Now you can use the model to answer your questions.

SELECT *
FROM rag_handler_db
WHERE question='what product is best for treating a cold?';

On execution, we get:

answersource_documentsquestion
ShopRite Arthritis Pain Acetaminophen is not specifically designed for treating a cold. It may help to temporarily relieve minor aches and pains associated with a cold, but it is not the best product for treating a cold. It is always best to consult with a doctor or pharmacist for the most appropriate medication for treating a cold.{"column":["full_ingredients","indications_and_usage","intended_purpose_of_product","active_ingredient"],"sources_content":["ShopRite Arthritis ..."],"sources_document":["dataframe"],"sources_row":[1,1,1,1]}what product is best for treating a cold?

From File

The following example utilize rag_engine to create a model with the CREATE MODEL statement and uploaded file as a knowlege base.

CREATE ML_ENGINE rag_engine
FROM rag
USING
    openai_api_key = 'sk-xxx';

Upload a file using the GUI Upload File option.
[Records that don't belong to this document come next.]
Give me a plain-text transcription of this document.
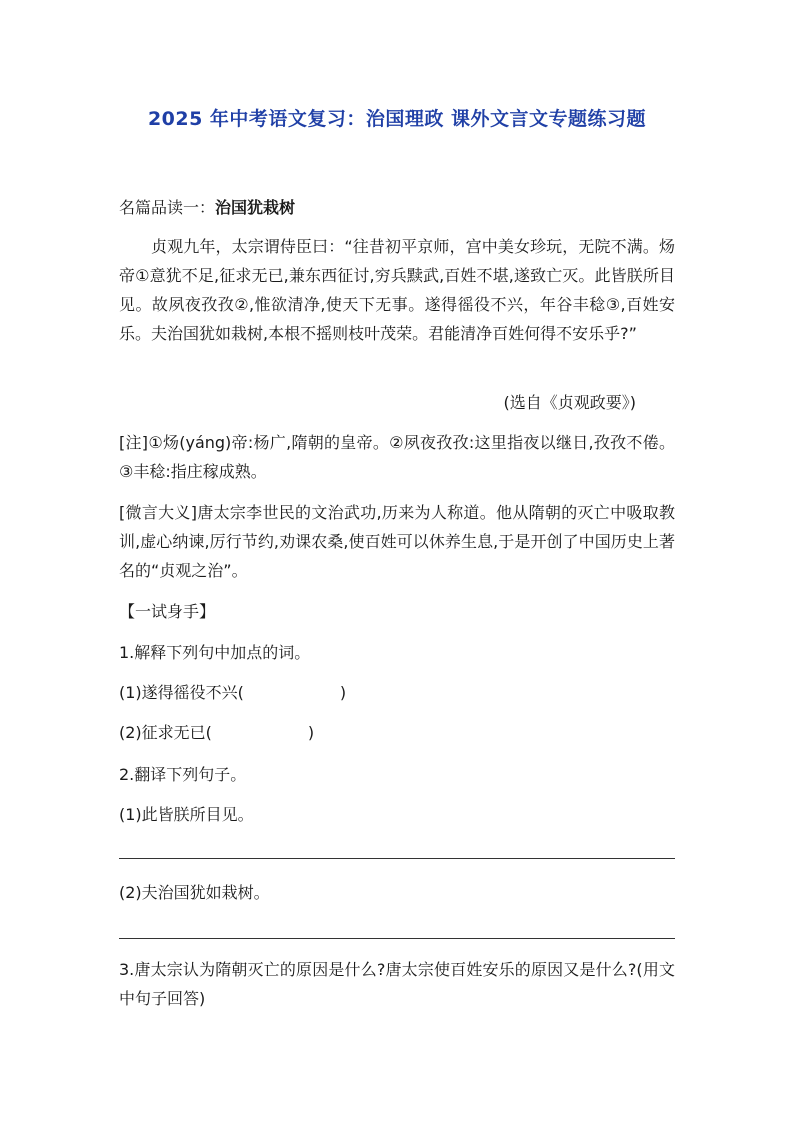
2025 年中考语文复习：治国理政 课外文言文专题练习题
名篇品读一：治国犹栽树
贞观九年，太宗谓侍臣曰：“往昔初平京师，宫中美女珍玩，无院不满。炀帝①意犹不足,征求无已,兼东西征讨,穷兵黩武,百姓不堪,遂致亡灭。此皆朕所目见。故夙夜孜孜②,惟欲清净,使天下无事。遂得徭役不兴，年谷丰稔③,百姓安乐。夫治国犹如栽树,本根不摇则枝叶茂荣。君能清净百姓何得不安乐乎?”
(选自《贞观政要》)
[注]①炀(yáng)帝:杨广,隋朝的皇帝。②夙夜孜孜:这里指夜以继日,孜孜不倦。③丰稔:指庄稼成熟。
[微言大义]唐太宗李世民的文治武功,历来为人称道。他从隋朝的灭亡中吸取教训,虚心纳谏,厉行节约,劝课农桑,使百姓可以休养生息,于是开创了中国历史上著名的“贞观之治”。
【一试身手】
1.解释下列句中加点的词。
(1)遂得徭役不兴(	)
(2)征求无已(	)
2.翻译下列句子。
(1)此皆朕所目见。
(2)夫治国犹如栽树。
3.唐太宗认为隋朝灭亡的原因是什么?唐太宗使百姓安乐的原因又是什么?(用文中句子回答)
Create a model using this engine and include the FORM clause:

CREATE MODEL rag_handler_files
FROM files 
    (SELECT * FROM uploaded_file)
PREDICT answer
USING
   engine="rag",
   llm_type="openai",
   vector_store_folder_name='test_db',
   input_column='question';

Now you can use the model to answer your questions.

SELECT *
FROM rag_handler_files
WHERE question='what product is best for treating a cold?';

On execution, we get:

answersource_documentsquestion
ShopRite Arthritis Pain Acetaminophen is not specifically designed for treating a cold. It may help to temporarily relieve minor aches and pains associated with a cold, but it is not the best product for treating a cold. It is always best to consult with a doctor or pharmacist for the most appropriate medication for treating a cold.{"column":["full_ingredients","indications_and_usage","intended_purpose_of_product","active_ingredient"],"sources_content":["ShopRite Arthritis ..."],"sources_document":["dataframe"],"sources_row":[1,1,1,1]}what product is best for treating a cold?